Nous étions donc très peu nombreux. Le baryton montréalais de 32 ans a néanmoins livré une prestation parfaitement professionnelle et donné, je pense, son maximum.

 

On remarque tout d'abord le sérieux du programme: non pas 10 ou 12 compositeurs, comme certains et certaines, mais deux seulement, l'occasion d'un rapprochement intéressant.

Duparc survit à Debussy, mais il reste attaché au passé alors que l'autre regarde vers l'avenir. Patrick Mallette sait d'ailleurs adapter sa voix à la courbe musicale de chacun, quitte à changer quelques notes dans le presque atonal Debussy (où il faut vraiment avoir la partition pour s'en rendre compte!).

La voix même, sans être très puissante, est large et nourrie au grave. À partir du haut médium, elle a parfois tendance à se crisper, voire se détimbrer, et l'aigu est souvent forcé. On a même senti un léger enrouement jeudi soir. Que Patrick Mallette ait pu produire un récital aussi satisfaisant avec des moyens vocaux aussi limités, le résultat tient à bien des facteurs.
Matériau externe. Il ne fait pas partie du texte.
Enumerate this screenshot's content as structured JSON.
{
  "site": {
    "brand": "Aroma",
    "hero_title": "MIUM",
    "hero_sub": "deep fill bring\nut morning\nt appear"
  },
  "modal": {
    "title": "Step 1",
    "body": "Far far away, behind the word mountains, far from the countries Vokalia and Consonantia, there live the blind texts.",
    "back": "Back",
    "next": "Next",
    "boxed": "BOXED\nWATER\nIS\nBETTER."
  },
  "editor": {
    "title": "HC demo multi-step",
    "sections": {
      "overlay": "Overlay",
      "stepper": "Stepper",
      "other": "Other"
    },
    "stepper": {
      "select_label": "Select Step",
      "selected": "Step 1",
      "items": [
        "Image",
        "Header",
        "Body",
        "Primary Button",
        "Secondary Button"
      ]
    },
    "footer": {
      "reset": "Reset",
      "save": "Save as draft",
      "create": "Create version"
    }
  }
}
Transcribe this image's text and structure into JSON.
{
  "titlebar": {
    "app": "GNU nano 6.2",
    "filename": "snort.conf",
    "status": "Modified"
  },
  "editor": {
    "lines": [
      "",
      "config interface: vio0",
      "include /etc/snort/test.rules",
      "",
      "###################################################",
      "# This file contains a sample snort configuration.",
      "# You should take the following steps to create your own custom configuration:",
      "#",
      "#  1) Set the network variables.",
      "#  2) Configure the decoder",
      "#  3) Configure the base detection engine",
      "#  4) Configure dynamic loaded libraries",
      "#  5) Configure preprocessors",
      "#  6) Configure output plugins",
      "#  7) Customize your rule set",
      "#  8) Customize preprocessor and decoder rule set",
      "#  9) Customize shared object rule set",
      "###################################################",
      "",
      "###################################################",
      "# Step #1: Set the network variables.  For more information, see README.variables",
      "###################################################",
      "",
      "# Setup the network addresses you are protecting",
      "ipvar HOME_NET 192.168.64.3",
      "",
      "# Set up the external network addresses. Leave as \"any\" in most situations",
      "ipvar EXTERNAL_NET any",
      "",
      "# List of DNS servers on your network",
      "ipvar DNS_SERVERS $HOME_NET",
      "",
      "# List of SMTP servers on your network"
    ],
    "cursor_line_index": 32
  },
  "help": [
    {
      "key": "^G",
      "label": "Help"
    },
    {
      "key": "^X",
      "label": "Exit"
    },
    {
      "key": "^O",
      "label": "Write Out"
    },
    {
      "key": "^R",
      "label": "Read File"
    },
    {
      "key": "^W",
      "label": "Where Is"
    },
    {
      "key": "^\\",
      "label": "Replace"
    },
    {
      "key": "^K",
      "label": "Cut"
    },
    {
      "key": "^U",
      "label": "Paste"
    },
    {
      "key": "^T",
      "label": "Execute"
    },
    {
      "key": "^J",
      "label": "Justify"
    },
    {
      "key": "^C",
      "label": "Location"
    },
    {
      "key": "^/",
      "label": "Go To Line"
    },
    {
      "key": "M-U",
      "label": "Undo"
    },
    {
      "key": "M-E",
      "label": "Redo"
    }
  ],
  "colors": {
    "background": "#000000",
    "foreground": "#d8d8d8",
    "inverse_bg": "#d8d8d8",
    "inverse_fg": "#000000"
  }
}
Il a livré son programme entier de mémoire, d'où cette concentration totale, toujours axée en même temps sur les paroles et la musique, qui lui donne un peu l'air sévère d'un jeune Golaud. Il chante très juste (bien qu'il ait un peu détonné dans son premier Duparc), il est musicien et il porte une grande attention à la diction. Même sans le texte devant soi, on ne perdait à peu près pas un mot. Son pianiste Martin Dubé, très poétique dans Debussy, très dramatique dans Duparc, a une grande part dans cette réussite.

Le fameux piano Fazioli du Bon-Pasteur est présentement en Europe pour restauration. En attendant son retour en janvier, un Steinway très orné, de 1910, occupe sa place pour quelques semaines et sera remplacé ensuite par un Steinway de 1880.